Arriving at Race HQ about 3 hours later, after driving past trees ripped out of the ground, large branches that had fallen from up high, and powerlines that looked more like pipe cleaners, Mogo oval looked like this:
The smart looking hub of activity from the day before had effectively been shredded and dismantled, and uncertainty hung in the air. Riders stood expectantly, waiting to hear if any racing would still be possible, or if it was time to accept that this is just one of those races that wasn’t meant to happen.
If you follow this blog, then you probably already know by now that event organisers, AROC, tried to stage a shorter 20km loop, that was shortened again (after another tree nearly fell on someone) to an 11km ride which was effectively an out-and-back along a powerline track, and included a section going the wrong way along a highway.
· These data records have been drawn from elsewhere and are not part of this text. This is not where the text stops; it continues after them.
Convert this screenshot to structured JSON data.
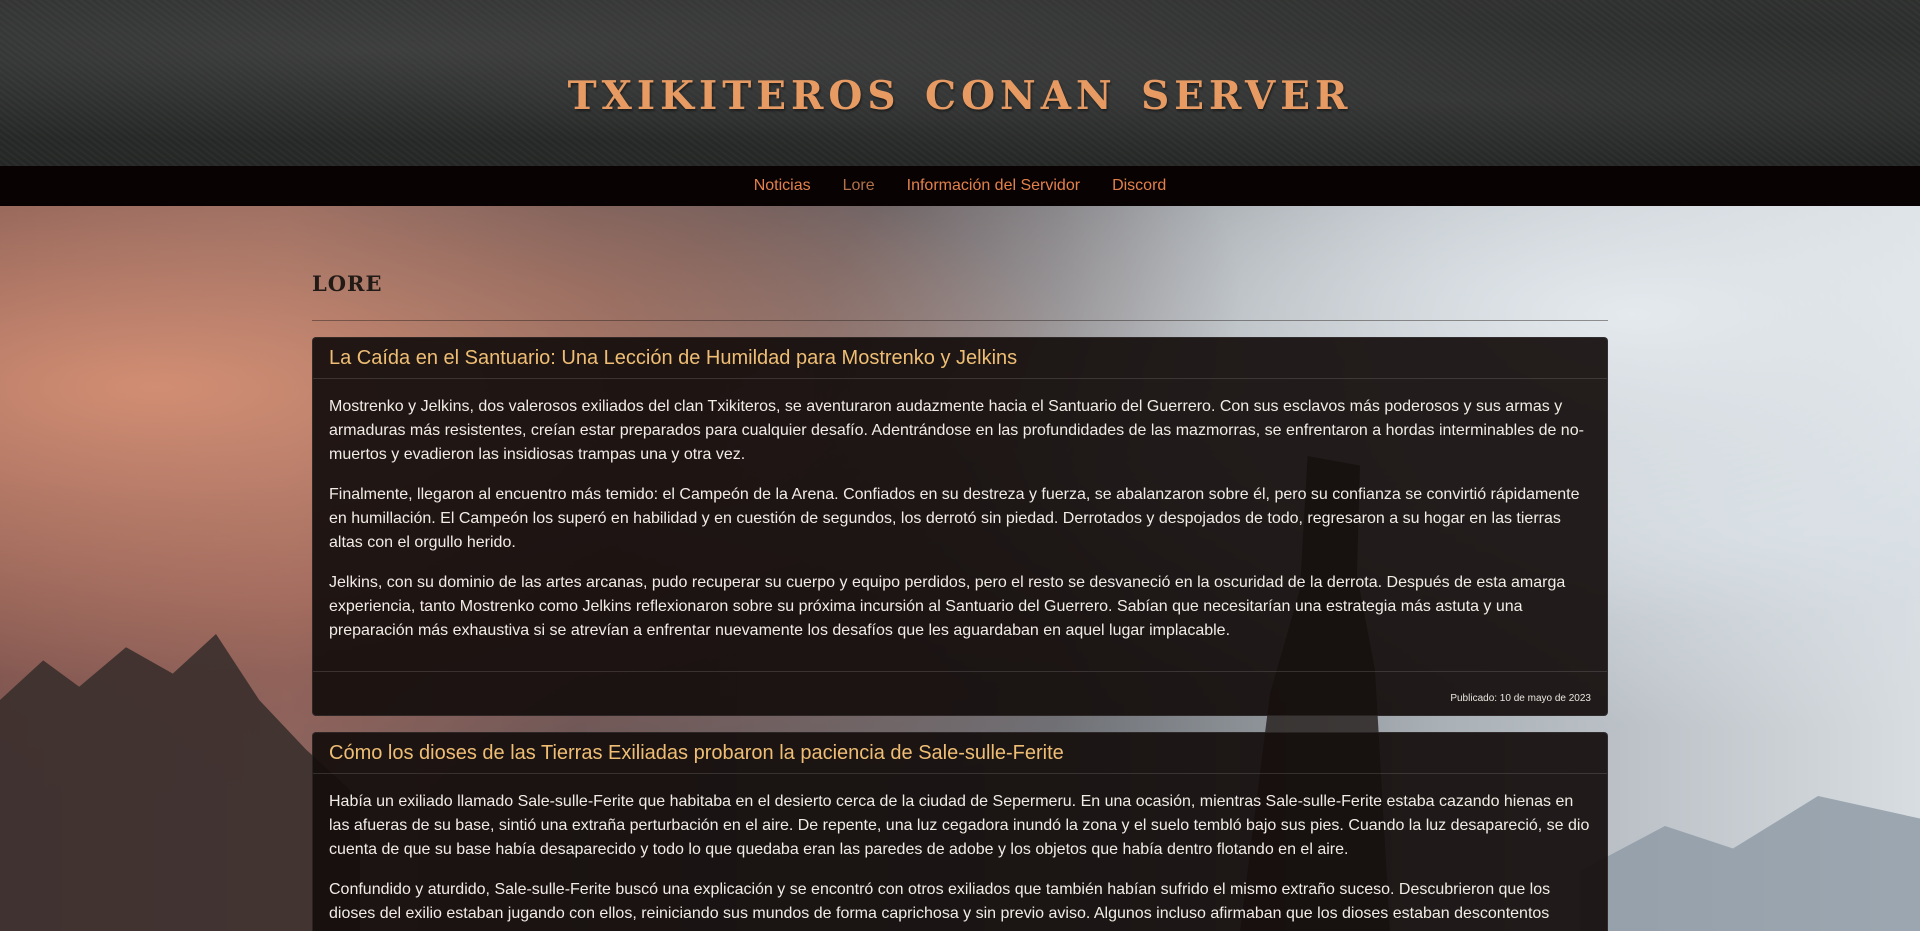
{
  "header": {
    "site_title": "Txikiteros Conan Server"
  },
  "nav": {
    "items": [
      {
        "label": "Noticias"
      },
      {
        "label": "Lore"
      },
      {
        "label": "Información del Servidor"
      },
      {
        "label": "Discord"
      }
    ],
    "active": "Lore"
  },
  "page": {
    "title": "Lore"
  },
  "posts": [
    {
      "title": "La Caída en el Santuario: Una Lección de Humildad para Mostrenko y Jelkins",
      "paragraphs": [
        "Mostrenko y Jelkins, dos valerosos exiliados del clan Txikiteros, se aventuraron audazmente hacia el Santuario del Guerrero. Con sus esclavos más poderosos y sus armas y armaduras más resistentes, creían estar preparados para cualquier desafío. Adentrándose en las profundidades de las mazmorras, se enfrentaron a hordas interminables de no-muertos y evadieron las insidiosas trampas una y otra vez.",
        "Finalmente, llegaron al encuentro más temido: el Campeón de la Arena. Confiados en su destreza y fuerza, se abalanzaron sobre él, pero su confianza se convirtió rápidamente en humillación. El Campeón los superó en habilidad y en cuestión de segundos, los derrotó sin piedad. Derrotados y despojados de todo, regresaron a su hogar en las tierras altas con el orgullo herido.",
        "Jelkins, con su dominio de las artes arcanas, pudo recuperar su cuerpo y equipo perdidos, pero el resto se desvaneció en la oscuridad de la derrota. Después de esta amarga experiencia, tanto Mostrenko como Jelkins reflexionaron sobre su próxima incursión al Santuario del Guerrero. Sabían que necesitarían una estrategia más astuta y una preparación más exhaustiva si se atrevían a enfrentar nuevamente los desafíos que les aguardaban en aquel lugar implacable."
      ],
      "date": "Publicado: 10 de mayo de 2023"
    },
    {
      "title": "Cómo los dioses de las Tierras Exiliadas probaron la paciencia de Sale-sulle-Ferite",
      "paragraphs": [
        "Había un exiliado llamado Sale-sulle-Ferite que habitaba en el desierto cerca de la ciudad de Sepermeru. En una ocasión, mientras Sale-sulle-Ferite estaba cazando hienas en las afueras de su base, sintió una extraña perturbación en el aire. De repente, una luz cegadora inundó la zona y el suelo tembló bajo sus pies. Cuando la luz desapareció, se dio cuenta de que su base había desaparecido y todo lo que quedaba eran las paredes de adobe y los objetos que había dentro flotando en el aire.",
        "Confundido y aturdido, Sale-sulle-Ferite buscó una explicación y se encontró con otros exiliados que también habían sufrido el mismo extraño suceso. Descubrieron que los dioses del exilio estaban jugando con ellos, reiniciando sus mundos de forma caprichosa y sin previo aviso. Algunos incluso afirmaban que los dioses estaban descontentos"
      ]
    }
  ],
  "colors": {
    "title_orange": "#e79b63",
    "nav_link": "#e4804b",
    "card_title": "#efbe74",
    "card_bg": "#140e0d"
  }
}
I started in the second wave of riders, which caught the back of the first wave after 2.5 minutes. After that the fire road was about five riders thick for the rest of the loop. I must admit to really enjoying the challenge of passing rider after rider on the hill climbs (340 vertical metres worth) and picking interesting lines as I did, and I couldn’t help but wonder if this is what a Euro World Cup XC race would be like (only with more elbows). The weirdest thing of all was that hardly a word was spoken on the course. Hardly a word.
Driving back to Sydney afterward, the sides of the road were littered with trees all the way to Nowra, although the force of the wind was still evident in Woolongong. It doesn’t take much imagination to work out what the Mogo singletrack would have looked like, but if you haven’t seen them already, these pictures are worth a look.
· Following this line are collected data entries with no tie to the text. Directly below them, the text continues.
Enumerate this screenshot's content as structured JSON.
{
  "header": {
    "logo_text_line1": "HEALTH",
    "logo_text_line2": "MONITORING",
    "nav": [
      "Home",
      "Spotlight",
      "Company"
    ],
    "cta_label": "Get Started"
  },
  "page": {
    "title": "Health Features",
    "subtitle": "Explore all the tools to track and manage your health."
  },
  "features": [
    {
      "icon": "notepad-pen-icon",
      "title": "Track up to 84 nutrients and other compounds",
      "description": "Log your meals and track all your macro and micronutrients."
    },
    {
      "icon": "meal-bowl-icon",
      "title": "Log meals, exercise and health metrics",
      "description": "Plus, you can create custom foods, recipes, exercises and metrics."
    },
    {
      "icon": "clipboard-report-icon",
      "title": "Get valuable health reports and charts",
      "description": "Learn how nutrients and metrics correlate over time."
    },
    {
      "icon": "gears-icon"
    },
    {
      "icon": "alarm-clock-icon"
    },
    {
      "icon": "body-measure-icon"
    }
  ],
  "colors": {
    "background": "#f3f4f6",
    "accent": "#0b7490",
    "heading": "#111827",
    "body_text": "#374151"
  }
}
It was tough conditions for any event organiser to deal with and I want to thank AROC for the hard work they put in leading up to what would have been a great event. I’d also like to express my appreciation toward the hard work of those who spent Sunday clearing roads and restoring power, and to the dedication to come from those who will be working on clearing mountain bike trails up and down the South Coast for months to come.